Having read all six of David Downing’s “station
series” about Germany in World War II, I was looking forward to his new series
on World War I. Unfortunately I was disappointed. Simply put his lead
characters, Jack McColl and Caitlin Hanley, lack the depth of John Russell and
Effie Koenen. Perhaps it’s the times. The world of 1913-14 had yet to
experience the horror of the trenches, the ideological struggles of the 1920s
and 30s, the Great Depression and the rise of Hitler. It was a simpler time.

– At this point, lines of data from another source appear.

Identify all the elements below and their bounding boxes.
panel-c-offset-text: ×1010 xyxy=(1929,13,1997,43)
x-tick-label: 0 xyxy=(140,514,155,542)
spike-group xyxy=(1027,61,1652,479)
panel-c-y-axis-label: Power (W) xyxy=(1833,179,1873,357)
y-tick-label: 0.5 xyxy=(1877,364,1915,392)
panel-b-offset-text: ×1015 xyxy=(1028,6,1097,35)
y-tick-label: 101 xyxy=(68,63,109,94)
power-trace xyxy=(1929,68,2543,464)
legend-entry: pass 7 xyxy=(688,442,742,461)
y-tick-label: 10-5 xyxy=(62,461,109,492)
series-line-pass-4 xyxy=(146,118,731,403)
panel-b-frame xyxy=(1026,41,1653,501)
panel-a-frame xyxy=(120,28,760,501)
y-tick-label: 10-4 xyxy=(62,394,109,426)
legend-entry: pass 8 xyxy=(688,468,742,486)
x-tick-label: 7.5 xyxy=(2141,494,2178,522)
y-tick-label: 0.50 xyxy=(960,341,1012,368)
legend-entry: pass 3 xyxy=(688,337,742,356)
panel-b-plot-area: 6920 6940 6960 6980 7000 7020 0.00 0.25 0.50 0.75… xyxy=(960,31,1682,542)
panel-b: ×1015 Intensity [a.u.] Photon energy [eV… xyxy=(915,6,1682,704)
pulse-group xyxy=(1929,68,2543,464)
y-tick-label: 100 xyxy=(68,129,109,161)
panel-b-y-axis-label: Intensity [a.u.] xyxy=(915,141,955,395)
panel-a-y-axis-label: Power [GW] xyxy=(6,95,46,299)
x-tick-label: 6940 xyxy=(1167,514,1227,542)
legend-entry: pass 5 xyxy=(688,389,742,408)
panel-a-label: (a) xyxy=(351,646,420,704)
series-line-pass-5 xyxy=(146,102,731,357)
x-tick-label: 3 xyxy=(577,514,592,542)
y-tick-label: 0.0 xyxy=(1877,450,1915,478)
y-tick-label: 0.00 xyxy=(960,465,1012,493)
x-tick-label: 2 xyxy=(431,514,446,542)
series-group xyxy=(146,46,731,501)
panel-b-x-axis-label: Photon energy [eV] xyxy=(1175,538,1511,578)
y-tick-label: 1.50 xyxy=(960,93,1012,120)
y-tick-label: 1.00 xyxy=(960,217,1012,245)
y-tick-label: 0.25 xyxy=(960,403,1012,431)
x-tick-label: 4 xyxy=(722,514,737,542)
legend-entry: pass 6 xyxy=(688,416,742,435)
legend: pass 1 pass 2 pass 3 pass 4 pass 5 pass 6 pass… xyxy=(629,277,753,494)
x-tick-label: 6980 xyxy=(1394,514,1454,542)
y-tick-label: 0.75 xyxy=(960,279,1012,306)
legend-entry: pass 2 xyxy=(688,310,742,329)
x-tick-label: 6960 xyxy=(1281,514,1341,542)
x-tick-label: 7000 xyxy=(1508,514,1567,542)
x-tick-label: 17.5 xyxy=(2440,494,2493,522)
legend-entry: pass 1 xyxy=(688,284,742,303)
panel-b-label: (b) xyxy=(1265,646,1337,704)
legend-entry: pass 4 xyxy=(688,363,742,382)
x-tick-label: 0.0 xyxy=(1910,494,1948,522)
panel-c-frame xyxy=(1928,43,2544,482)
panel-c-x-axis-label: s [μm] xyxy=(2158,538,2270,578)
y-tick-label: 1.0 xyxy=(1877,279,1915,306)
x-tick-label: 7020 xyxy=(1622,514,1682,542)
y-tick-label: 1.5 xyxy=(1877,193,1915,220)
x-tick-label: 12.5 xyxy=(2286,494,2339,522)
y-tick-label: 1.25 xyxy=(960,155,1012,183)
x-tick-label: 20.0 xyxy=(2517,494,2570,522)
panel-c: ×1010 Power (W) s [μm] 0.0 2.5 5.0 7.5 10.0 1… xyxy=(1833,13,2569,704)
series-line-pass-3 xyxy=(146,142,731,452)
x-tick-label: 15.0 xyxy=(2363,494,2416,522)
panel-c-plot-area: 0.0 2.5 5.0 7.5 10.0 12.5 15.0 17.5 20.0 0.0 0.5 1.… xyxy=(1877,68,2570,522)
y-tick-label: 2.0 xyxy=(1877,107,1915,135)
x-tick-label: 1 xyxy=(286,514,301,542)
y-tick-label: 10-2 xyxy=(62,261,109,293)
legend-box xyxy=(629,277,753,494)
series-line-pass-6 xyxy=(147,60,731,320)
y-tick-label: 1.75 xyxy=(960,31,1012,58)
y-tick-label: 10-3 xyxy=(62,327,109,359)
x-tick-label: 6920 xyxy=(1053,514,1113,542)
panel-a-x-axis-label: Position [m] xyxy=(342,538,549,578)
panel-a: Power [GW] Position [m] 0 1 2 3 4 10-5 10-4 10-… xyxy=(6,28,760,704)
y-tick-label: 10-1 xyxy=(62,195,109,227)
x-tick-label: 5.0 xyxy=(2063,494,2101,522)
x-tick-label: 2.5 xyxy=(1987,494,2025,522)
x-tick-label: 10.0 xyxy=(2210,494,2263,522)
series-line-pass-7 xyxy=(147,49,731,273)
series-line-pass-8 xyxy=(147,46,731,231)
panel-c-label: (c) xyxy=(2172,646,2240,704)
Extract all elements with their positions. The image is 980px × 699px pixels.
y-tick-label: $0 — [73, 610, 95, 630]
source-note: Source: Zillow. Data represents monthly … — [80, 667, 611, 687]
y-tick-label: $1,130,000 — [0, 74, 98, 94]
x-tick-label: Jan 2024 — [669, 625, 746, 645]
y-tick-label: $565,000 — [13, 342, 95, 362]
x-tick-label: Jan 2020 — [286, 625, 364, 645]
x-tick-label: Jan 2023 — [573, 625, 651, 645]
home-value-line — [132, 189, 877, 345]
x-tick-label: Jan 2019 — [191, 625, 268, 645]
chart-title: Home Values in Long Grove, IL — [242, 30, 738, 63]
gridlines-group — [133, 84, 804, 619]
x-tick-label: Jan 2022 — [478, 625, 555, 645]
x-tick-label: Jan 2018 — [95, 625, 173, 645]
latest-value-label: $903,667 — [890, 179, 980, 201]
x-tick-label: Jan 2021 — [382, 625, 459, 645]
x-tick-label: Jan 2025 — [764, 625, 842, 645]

Downing’s protagonists are Jack McColl,
an automobile salesman initially freelancing as an intelligence agent before
moving on to that line of work full time and his romantic interest Caitlin
Henry, a very attractive proto-feminist working as a journalist. Jack’s spying
takes him to the German concession of Tsingtao, China, San Francisco, New York,
Mexico during the U.S. occupation of Veracruz, Dublin and London. Quite a full itinerary,
but he is far from operating on the high political level of Sidney Reilly, the “Ace
of Spies”. It is more the day-to day stuff dealing with naval deployments, arms
shipments and IRA terrorism. Through it all McColl and Henry find the time to
frequently end up in bed.
There are appearances of the founding
fathers of British Intelligence. We meet McColl’s boss, George Smith-Cumming
the head of the Special Intelligence Service responsible for foreign activities,
now MI-6, and Vernon Kell the domestic intelligence chief of the Secret
Intelligence Bureau, now MI-5.
There is a lot of good stuff in this
book and it is worth the read, but I only hope that in future volumes Downing
will improve his character development under the strains of The Great War.